3. Make Sure you Understand the Patient’s Working Diagnosis
The most common complaints we hear from people are that the doctor was short, ill-tempered, and rarely available to answer questions. If you encounter one of these doctors you simply have to deal with it. But don’t let the doctor’s attitude prevent you from getting the answers you and your loved one deserves. You’ve done your part to know your patient’s history and medications in order to assist the healthcare providers, now it’s their turn to tell you what’s going on. You deserve to know the real names of the issues your patient is dealing with. Don’t settle for, “It’s an infection.” What kind of infection? Where is it? What are the potential complications? How is it being treated? Is it antibiotic resistant? What do you know at this point, and what are the unknowns? Don’t settle for, “It’s lung cancer.” Ok, what stage? Has it metastasized? Is the metastasis regional or distant? What specific form of cancer cell has been identified?
You are entitled to answers to all of these questions.
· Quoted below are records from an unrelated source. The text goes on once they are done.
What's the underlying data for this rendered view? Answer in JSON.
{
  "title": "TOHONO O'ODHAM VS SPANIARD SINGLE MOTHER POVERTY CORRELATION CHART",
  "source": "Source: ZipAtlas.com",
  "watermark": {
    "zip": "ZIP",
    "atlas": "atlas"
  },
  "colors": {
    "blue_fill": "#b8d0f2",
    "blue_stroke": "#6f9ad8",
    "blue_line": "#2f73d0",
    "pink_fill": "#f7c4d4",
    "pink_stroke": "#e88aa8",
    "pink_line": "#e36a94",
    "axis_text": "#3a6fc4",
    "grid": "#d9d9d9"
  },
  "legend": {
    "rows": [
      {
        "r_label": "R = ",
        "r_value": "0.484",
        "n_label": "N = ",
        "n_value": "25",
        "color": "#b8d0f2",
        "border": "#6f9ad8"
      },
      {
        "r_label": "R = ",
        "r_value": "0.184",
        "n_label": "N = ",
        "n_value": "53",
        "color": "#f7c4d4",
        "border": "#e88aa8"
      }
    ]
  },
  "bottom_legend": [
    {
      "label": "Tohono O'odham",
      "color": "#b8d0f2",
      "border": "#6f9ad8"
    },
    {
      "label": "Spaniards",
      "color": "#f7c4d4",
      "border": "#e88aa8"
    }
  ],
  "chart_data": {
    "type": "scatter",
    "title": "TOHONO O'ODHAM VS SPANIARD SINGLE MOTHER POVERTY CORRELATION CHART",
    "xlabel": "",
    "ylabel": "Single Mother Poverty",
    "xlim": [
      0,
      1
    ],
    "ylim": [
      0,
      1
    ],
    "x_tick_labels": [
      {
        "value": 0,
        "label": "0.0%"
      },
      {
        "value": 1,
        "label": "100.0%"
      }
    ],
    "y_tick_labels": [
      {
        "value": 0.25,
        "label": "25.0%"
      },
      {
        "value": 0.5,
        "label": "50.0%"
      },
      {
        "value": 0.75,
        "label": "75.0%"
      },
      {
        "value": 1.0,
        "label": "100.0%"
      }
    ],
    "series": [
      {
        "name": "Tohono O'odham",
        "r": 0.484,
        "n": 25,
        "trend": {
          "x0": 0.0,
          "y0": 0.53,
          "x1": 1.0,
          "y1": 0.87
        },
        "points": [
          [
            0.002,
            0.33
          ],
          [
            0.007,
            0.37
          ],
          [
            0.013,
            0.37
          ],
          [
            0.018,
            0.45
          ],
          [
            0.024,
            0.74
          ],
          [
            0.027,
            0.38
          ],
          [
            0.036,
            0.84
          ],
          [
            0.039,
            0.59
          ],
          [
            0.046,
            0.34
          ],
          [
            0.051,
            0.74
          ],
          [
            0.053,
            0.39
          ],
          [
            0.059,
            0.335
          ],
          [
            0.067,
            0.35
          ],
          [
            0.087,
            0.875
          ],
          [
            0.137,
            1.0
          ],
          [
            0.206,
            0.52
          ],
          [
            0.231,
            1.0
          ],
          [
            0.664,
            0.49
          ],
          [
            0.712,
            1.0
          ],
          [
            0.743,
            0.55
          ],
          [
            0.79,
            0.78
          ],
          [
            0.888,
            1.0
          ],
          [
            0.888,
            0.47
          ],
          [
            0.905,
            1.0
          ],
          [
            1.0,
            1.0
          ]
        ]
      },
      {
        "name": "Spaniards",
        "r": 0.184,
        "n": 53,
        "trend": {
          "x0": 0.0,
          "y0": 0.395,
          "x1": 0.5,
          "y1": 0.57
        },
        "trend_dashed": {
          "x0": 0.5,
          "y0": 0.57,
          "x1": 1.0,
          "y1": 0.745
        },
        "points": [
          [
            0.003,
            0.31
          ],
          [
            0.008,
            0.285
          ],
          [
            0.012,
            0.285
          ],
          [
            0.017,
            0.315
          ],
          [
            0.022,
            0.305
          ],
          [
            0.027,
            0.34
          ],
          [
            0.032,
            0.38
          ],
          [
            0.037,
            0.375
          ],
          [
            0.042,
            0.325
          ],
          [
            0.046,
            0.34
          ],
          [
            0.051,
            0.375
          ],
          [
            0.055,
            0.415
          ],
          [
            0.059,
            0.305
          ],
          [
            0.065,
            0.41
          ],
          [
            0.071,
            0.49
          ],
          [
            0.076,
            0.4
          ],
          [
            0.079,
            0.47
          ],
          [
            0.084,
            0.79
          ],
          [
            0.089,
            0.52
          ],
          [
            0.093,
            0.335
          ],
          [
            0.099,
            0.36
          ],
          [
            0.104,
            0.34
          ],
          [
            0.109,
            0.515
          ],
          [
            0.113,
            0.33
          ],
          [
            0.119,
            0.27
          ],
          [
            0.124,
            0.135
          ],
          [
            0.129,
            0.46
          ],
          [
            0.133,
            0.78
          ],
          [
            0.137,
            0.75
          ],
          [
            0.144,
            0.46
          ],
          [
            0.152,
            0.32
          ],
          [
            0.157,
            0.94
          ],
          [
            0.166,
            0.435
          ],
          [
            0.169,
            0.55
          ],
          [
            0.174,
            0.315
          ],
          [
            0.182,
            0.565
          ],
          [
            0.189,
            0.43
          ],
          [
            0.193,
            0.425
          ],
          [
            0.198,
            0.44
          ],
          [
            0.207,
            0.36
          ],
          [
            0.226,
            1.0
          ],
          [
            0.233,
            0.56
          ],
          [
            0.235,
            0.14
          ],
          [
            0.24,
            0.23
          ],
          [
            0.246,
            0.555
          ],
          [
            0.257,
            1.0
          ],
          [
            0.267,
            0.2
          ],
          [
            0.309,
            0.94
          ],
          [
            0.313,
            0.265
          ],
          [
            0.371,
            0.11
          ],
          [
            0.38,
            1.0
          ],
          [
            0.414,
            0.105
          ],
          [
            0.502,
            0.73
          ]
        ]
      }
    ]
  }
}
Answers to these questions will arm you with the information you need conduct any research you desire. As any doctor will tell you, be wary of internet research as it is often misleading or outright inaccurate. Most often doctors will gladly share with you websites you can go to that they believe will give you reasonably accurate information so you can get your arms around the diagnosis and then share it with the patient and the patient’s family. Keep asking questions. You can make yourself pretty knowledgeable about the narrow medical issue your loved one is facing, even without a medical degree.
Few people take the time to contemplate the challenging consequences of a loved one falling critically ill and what it will mean for the family. By taking a few minutes to think about how to handle these adversities now, you will dramatically improve the chances of averting foreseeable problems that serve to make an already difficult situation far worse.